HDAC6/HSP90-IN-2 (compound 6e) is a dual inhibitor targeting HDAC6 and Hsp90, exhibiting IC50 values of 105.7 nM and 61 nM, respectively. It is primarily utilized in cancer research [1].

HDAC6/HSP90-IN-2 (compound 6e) (0.05-2 μM; 24 h) effects HSP90, HDAC6 and signaling pathways regulated by Hsp90 dose-dependently [1]. HDAC6/HSP90-IN-2 (compound 6e) (2 μM; 24 h) promotes the acetylation of HSP90 [1]. HDAC6/HSP90-IN-2 (compound 6e) (0-100 μM; 24-72 h) inhibits the growth of H1975 non-small cell lung cancer cells [1]. HDAC6/HSP90-IN-2 (compound 6e) (0-2 μM; 24 h) induces apoptosis of H1975 cells [1]. Western Blot Analysis [1] Cell Line: H1975 cells Concentration: 0.05, 0.1, 0.5, 1 and 2 μM Incubation Time: 24 hours Result: Showed inhibitory effect to Hsp90 and HDACs dose-dependently and increased the expression levels of Hsp70 and Hsp90 probably by activates HSF1. Western Blot Analysis [1] Cell Line: H1975 cells Concentration: 2 μM Incubation Time: 24 hours Result: Promoted the acetylation of Hsp90 by inhibiting HDAC6, and increased the acetylation at K294 residue of Hsp90. Apoptosis Analysis [1] Cell Line: H1975 cells Concentration: 0, 0.5, 1 and 2 μM Incubation Time: 24 hours Result: Induced early and late apoptosis of H1975 cells dose-dependently. Cell Viability Assay [1] Cell Line: H1975 cells Concentration: 0-100 μM Incubation Time: 24, 48 and 72 h Result: Inhibited the growth of H1975 non-small cell lung cancer cells with a GI 50 value of 1.7 μM.
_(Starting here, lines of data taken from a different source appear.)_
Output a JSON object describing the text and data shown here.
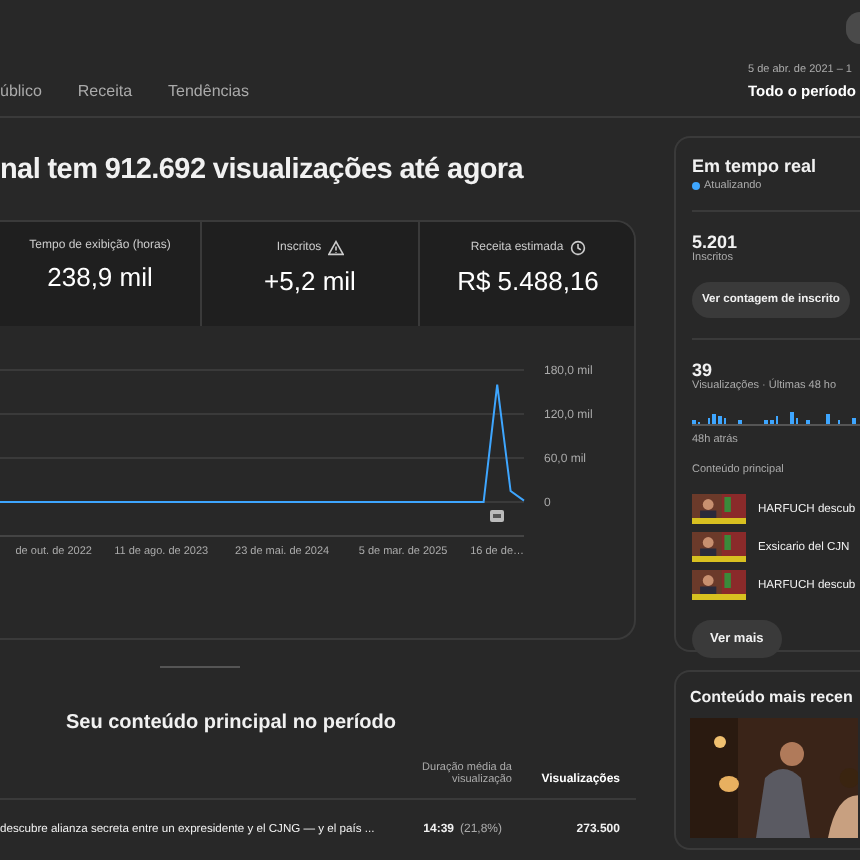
{
  "tabs": [
    {
      "label": "úblico",
      "selected": false
    },
    {
      "label": "Receita",
      "selected": false
    },
    {
      "label": "Tendências",
      "selected": false
    }
  ],
  "period": {
    "range": "5 de abr. de 2021 – 1",
    "label": "Todo o período"
  },
  "headline": "nal tem 912.692 visualizações até agora",
  "metrics": [
    {
      "label": "Tempo de exibição (horas)",
      "value": "238,9 mil"
    },
    {
      "label": "Inscritos",
      "value": "+5,2 mil"
    },
    {
      "label": "Receita estimada",
      "value": "R$ 5.488,16"
    }
  ],
  "chart_data": {
    "type": "line",
    "categories": [
      null,
      null,
      null,
      null,
      "de out. de 2022",
      null,
      null,
      null,
      null,
      null,
      null,
      null,
      "11 de ago. de 2023",
      null,
      null,
      null,
      null,
      null,
      null,
      null,
      null,
      "23 de mai. de 2024",
      null,
      null,
      null,
      null,
      null,
      null,
      null,
      null,
      "5 de mar. de 2025",
      null,
      null,
      null,
      null,
      null,
      null,
      "16 de de…",
      null,
      null
    ],
    "series": [
      {
        "color": "#3ea6ff",
        "values": [
          0,
          0,
          0,
          0,
          0,
          0,
          0,
          0,
          0,
          0,
          0,
          0,
          0,
          0,
          0,
          0,
          0,
          0,
          0,
          0,
          0,
          0,
          0,
          0,
          0,
          0,
          0,
          0,
          0,
          0,
          0,
          0,
          0,
          0,
          0,
          0,
          0,
          160,
          15,
          2
        ]
      }
    ],
    "ylim": [
      0,
      180
    ],
    "yticks": [
      {
        "value": 0,
        "label": "0"
      },
      {
        "value": 60,
        "label": "60,0 mil"
      },
      {
        "value": 120,
        "label": "120,0 mil"
      },
      {
        "value": 180,
        "label": "180,0 mil"
      }
    ]
  },
  "top_content": {
    "title": "Seu conteúdo principal no período",
    "columns": [
      "Duração média da visualização",
      "Visualizações"
    ],
    "rows": [
      {
        "title": "descubre alianza secreta entre un expresidente y el CJNG — y el país ...",
        "duration": "14:39",
        "share": "(21,8%)",
        "views": "273.500"
      }
    ]
  },
  "realtime": {
    "title": "Em tempo real",
    "status": "Atualizando",
    "subscribers": "5.201",
    "subscribers_label": "Inscritos",
    "subscribers_button": "Ver contagem de inscrito",
    "views": "39",
    "views_label": "Visualizações · Últimas 48 ho",
    "since": "48h atrás",
    "content_label": "Conteúdo principal",
    "items": [
      {
        "kind": "picture",
        "title": "HARFUCH descub"
      },
      {
        "kind": "picture",
        "title": "Exsicario del CJN"
      },
      {
        "kind": "picture",
        "title": "HARFUCH descub"
      }
    ],
    "more_button": "Ver mais"
  },
  "latest": {
    "title": "Conteúdo mais recen",
    "kind": "picture"
  }
}
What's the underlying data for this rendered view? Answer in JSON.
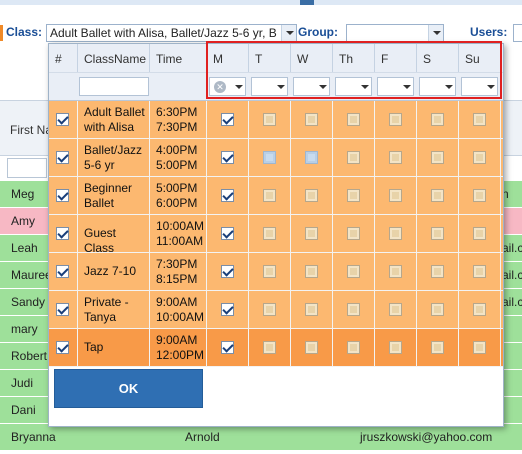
{
  "filters": {
    "class_label": "Class:",
    "class_value": "Adult Ballet with Alisa, Ballet/Jazz 5-6 yr, B",
    "group_label": "Group:",
    "group_value": "",
    "users_label": "Users:"
  },
  "background": {
    "header_first_name": "First Na",
    "rows": [
      {
        "name": "Meg",
        "tail": "n",
        "last": "",
        "email": ""
      },
      {
        "name": "Amy",
        "tail": "",
        "last": "",
        "email": ""
      },
      {
        "name": "Leah",
        "tail": "ail.c",
        "last": "",
        "email": ""
      },
      {
        "name": "Mauree",
        "tail": "ail.c",
        "last": "",
        "email": ""
      },
      {
        "name": "Sandy",
        "tail": "ail.c",
        "last": "",
        "email": ""
      },
      {
        "name": "mary",
        "tail": "",
        "last": "",
        "email": ""
      },
      {
        "name": "Robert",
        "tail": "",
        "last": "",
        "email": ""
      },
      {
        "name": "Judi",
        "tail": "",
        "last": "",
        "email": ""
      },
      {
        "name": "Dani",
        "tail": "",
        "last": "",
        "email": ""
      },
      {
        "name": "Bryanna",
        "tail": "",
        "last": "Arnold",
        "email": "jruszkowski@yahoo.com"
      }
    ]
  },
  "popup": {
    "columns": {
      "num": "#",
      "classname": "ClassName",
      "time": "Time",
      "days": [
        "M",
        "T",
        "W",
        "Th",
        "F",
        "S",
        "Su"
      ]
    },
    "rows": [
      {
        "checked": true,
        "name": "Adult Ballet\nwith Alisa",
        "time": "6:30PM\n7:30PM",
        "days": [
          true,
          false,
          false,
          false,
          false,
          false,
          false
        ]
      },
      {
        "checked": true,
        "name": "Ballet/Jazz\n5-6 yr",
        "time": "4:00PM\n5:00PM",
        "days": [
          true,
          false,
          false,
          false,
          false,
          false,
          false
        ]
      },
      {
        "checked": true,
        "name": "Beginner\nBallet",
        "time": "5:00PM\n6:00PM",
        "days": [
          true,
          false,
          false,
          false,
          false,
          false,
          false
        ]
      },
      {
        "checked": true,
        "name": "Guest Class",
        "time": "10:00AM\n11:00AM",
        "days": [
          true,
          false,
          false,
          false,
          false,
          false,
          false
        ]
      },
      {
        "checked": true,
        "name": "Jazz 7-10",
        "time": "7:30PM\n8:15PM",
        "days": [
          true,
          false,
          false,
          false,
          false,
          false,
          false
        ]
      },
      {
        "checked": true,
        "name": "Private -\nTanya",
        "time": "9:00AM\n10:00AM",
        "days": [
          true,
          false,
          false,
          false,
          false,
          false,
          false
        ]
      },
      {
        "checked": true,
        "name": "Tap",
        "time": "9:00AM\n12:00PM",
        "days": [
          true,
          false,
          false,
          false,
          false,
          false,
          false
        ]
      }
    ],
    "ok_label": "OK"
  },
  "colors": {
    "row_orange": "#fcb870",
    "row_selected": "#f89a48",
    "bg_green": "#9ee09a",
    "bg_pink": "#f7b8c4",
    "highlight_red": "#e02020",
    "ok_blue": "#2f6fb3"
  }
}
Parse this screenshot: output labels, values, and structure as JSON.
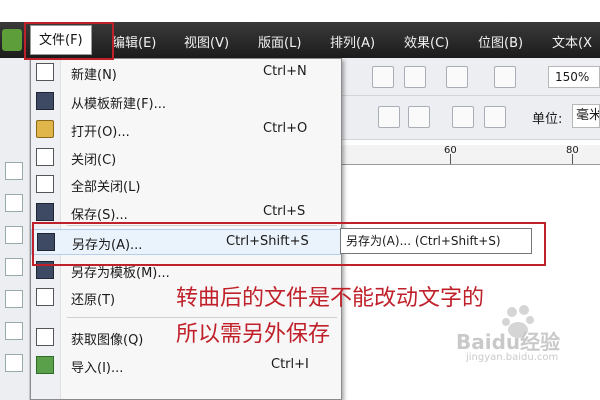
{
  "menubar": {
    "items": [
      "文件(F)",
      "编辑(E)",
      "视图(V)",
      "版面(L)",
      "排列(A)",
      "效果(C)",
      "位图(B)",
      "文本(X"
    ]
  },
  "toolbar": {
    "zoom": "150%",
    "unit_label": "单位:",
    "unit_value": "毫米"
  },
  "ruler": {
    "marks": [
      "60",
      "80"
    ]
  },
  "file_menu": {
    "items": [
      {
        "label": "新建(N)",
        "shortcut": "Ctrl+N",
        "icon": "new-document-icon"
      },
      {
        "label": "从模板新建(F)...",
        "shortcut": "",
        "icon": "template-icon"
      },
      {
        "label": "打开(O)...",
        "shortcut": "Ctrl+O",
        "icon": "folder-open-icon"
      },
      {
        "label": "关闭(C)",
        "shortcut": "",
        "icon": "close-document-icon"
      },
      {
        "label": "全部关闭(L)",
        "shortcut": "",
        "icon": "close-all-icon"
      },
      {
        "label": "保存(S)...",
        "shortcut": "Ctrl+S",
        "icon": "save-icon"
      },
      {
        "label": "另存为(A)...",
        "shortcut": "Ctrl+Shift+S",
        "icon": "save-as-icon"
      },
      {
        "label": "另存为模板(M)...",
        "shortcut": "",
        "icon": "save-template-icon"
      },
      {
        "label": "还原(T)",
        "shortcut": "",
        "icon": "revert-icon"
      },
      {
        "label": "获取图像(Q)",
        "shortcut": "",
        "icon": "acquire-image-icon"
      },
      {
        "label": "导入(I)...",
        "shortcut": "Ctrl+I",
        "icon": "import-icon"
      }
    ]
  },
  "tooltip": "另存为(A)... (Ctrl+Shift+S)",
  "annotation": {
    "line1": "转曲后的文件是不能改动文字的",
    "line2": "所以需另外保存"
  },
  "watermark": {
    "brand": "Baidu经验",
    "sub": "jingyan.baidu.com"
  },
  "colors": {
    "annotation_red": "#c0202a",
    "menubar_dark": "#1c1c1c",
    "highlight": "#eaf2fb"
  }
}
HDAC6/HSP90-IN-2 (compound 6e) (25-50 mg/kg; i.p. every weekdays for 6 weeks) exhibits antitumor activity of in NOD-scid IL2Rgammanull (NSG) mice with xenotransplantation of H1975 cells [1]. Animal Model: NOD-scid IL2Rgammanull (NSG) mouse with H1975 cells xenograft [1] Dosage: 25-50 mg/kg Administration: Intraperitoneal injection; 25-50 mg/kg for every weekdays; for 6 weeks Result: Delayed tumor growth after 2 weeks and reduced the growth rates of tumors in mice.